Tonkel was born in New Orleans to a drummer and a debutante, and grew up Catholic there and in Bay St. Louis, Mississippi. He became a Methodist as a young man.
Tonkel was pastor of the small Guinn Memorial Methodist Church in Gulfport when he and 27 other young ministers signed the “Born of Conviction” statement against racism. It appeared in a Mississippi Methodist publication in January 1963, near the height of white resistance to the civil rights movement. It was released three months after a mob rioted because of the court-ordered integration of the University of Mississippi in Oxford and about five months before Mississippi NAACP leader Medgar Evers was assassinated outside his Jackson home.
“Confronted with the grave crises precipitated by racial discord within our state in recent months, and the genuine dilemma facing persons of Christian conscience, we are compelled to voice publicly our convictions,” said the statement, which caused some signers to be ostracized.
Their statement affirmed the Methodist position on race: “Our Lord Jesus Christ teaches that all men are brothers. He permits no discrimination because of race, color, or creed.”

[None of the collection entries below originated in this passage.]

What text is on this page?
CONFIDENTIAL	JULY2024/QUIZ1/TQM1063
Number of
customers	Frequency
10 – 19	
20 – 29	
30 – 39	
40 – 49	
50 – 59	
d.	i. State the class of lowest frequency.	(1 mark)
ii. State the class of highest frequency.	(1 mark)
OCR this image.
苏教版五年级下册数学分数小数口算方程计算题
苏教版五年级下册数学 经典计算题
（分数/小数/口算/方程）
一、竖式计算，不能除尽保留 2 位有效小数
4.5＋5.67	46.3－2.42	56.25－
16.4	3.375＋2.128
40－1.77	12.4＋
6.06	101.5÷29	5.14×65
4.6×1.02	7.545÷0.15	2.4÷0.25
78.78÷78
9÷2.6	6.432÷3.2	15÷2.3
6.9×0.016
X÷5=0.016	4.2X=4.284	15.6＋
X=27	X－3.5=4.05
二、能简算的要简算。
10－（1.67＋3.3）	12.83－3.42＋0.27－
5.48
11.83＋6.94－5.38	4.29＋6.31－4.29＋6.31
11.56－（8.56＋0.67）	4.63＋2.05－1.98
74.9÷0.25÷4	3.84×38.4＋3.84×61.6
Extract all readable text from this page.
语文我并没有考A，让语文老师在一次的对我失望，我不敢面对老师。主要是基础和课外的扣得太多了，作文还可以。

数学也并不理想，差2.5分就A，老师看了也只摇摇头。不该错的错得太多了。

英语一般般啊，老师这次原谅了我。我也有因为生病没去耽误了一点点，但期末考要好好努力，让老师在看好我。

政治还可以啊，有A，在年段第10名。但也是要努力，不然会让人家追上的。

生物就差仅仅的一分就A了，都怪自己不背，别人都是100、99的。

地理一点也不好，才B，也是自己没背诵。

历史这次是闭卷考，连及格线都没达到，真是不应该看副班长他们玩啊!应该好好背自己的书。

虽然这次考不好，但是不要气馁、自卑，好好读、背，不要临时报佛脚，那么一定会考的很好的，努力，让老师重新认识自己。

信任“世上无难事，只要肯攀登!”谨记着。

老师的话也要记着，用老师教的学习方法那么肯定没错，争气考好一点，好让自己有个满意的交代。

Twenty of the 28 ministers who signed the document left Mississippi for a variety of reasons, said Joseph Reiff, who published a book in 2015 called “Born of Conviction: White Methodists and Mississippi’s Closed Society.” Reiff, a religion professor at Emory & Henry College in Virginia, said about a half dozen of them “really did not have a choice” to remain in Mississippi because of threats.
Reiff said Tonkel faced anonymous threats by phone, and a man showed up outside his house wielding a shotgun. Some church members publicly criticized Tonkel for signing the statement, and he told them they had a right to do so.
Tonkel told The Associated Press in 2005 that he signed “Born of Conviction” with the understanding that he was committed to staying in Mississippi.
“How can you flesh out a conviction if you’re absent?” Tonkel said. “I thought our responsibility was to see what we can create that would be inclusive.”
Wells Church has a racially integrated congregation in a low-income Jackson neighborhood that was largely abandoned by white residents during the 1960s and 1970s.
Reiff attended Wells Church as a college student in the 1970s and was pastor of another Methodist church in Jackson in the 1980s.
“He was an exceptional person in so many different ways,” Reiff said of Tonkel. “He had this way of connecting with people and had really a remarkable way of connecting people to God.”